La dimension humaine est au coeur de l’histoire, habilement entremêlé avec la partie fantastique et un cadre ancré dans le réel, porté par une mélancolie lancinante, le tout passé à travers le prisme du label Vertigo, avec tout ce que cela implique en choix de graphisme hors normes et en thématiques réinterprétées d’une manière complètement inédite et originale, ce qui montre bien la richesse de cette série focalisée sur le fantastique mais qui peut être un catalyseur de thèmes variés.

Au fin fond de cet environnement rude, Jacko a enfin trouvé quelqu’un qui fait preuve d’un peu de chaleur humaine et de compassion (comme le montre la superbe couverture de McKean).
Il n’est plus une chose sans nom, un être indistinct sans identité et adresse (John lui demande comment il s’appelle et c’est mine de rien loin d’être sans importance, il se soucie vraiment de son sort).

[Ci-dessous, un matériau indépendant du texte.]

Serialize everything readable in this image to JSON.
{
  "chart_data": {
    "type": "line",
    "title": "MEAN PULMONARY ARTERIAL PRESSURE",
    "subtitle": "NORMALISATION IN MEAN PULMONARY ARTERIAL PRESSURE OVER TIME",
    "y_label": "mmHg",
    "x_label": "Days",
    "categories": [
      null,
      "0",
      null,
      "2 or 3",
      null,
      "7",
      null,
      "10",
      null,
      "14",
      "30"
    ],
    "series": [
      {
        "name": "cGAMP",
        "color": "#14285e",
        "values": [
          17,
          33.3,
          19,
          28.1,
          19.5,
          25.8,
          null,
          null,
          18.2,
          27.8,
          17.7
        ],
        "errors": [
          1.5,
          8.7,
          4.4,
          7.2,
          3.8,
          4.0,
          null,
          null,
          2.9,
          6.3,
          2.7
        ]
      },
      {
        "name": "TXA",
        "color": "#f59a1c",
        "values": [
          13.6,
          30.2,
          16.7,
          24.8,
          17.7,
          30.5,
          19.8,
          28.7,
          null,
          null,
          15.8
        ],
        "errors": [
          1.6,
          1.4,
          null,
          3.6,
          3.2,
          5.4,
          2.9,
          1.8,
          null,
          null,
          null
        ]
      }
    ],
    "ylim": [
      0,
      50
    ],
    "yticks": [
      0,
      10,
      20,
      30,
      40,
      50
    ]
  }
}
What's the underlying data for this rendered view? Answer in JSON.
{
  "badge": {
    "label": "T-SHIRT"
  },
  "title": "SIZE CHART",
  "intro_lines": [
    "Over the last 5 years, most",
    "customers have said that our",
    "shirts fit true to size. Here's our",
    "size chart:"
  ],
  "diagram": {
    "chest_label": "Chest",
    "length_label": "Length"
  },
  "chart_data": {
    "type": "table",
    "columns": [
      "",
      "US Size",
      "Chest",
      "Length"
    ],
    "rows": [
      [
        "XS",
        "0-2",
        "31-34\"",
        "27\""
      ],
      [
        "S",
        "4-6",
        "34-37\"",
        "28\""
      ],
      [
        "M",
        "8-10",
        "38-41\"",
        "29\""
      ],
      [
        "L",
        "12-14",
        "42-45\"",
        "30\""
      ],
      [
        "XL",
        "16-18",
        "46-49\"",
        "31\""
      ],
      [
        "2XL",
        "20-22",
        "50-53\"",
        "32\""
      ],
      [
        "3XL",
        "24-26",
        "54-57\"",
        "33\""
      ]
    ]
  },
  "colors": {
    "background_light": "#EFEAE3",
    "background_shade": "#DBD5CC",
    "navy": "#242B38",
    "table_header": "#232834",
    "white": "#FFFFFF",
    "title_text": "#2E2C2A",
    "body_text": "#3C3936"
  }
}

Face à son interlocuteur, il semble trouver quelqu’un de semblable d’une certaine façon, qui le comprend car il pourrait se retrouver éventuellement dans une situation semblable, pas à la rue mais seul, à savoir la tendance de John à pouvoir se sortir des pires situations tout en étant le plus souvent incapable de sauver ses amis, et même les morts ne le laissent pas toujours tranquille (les victimes de l’incident de Newcastle qui reviennent le hanter au début du run de Delano).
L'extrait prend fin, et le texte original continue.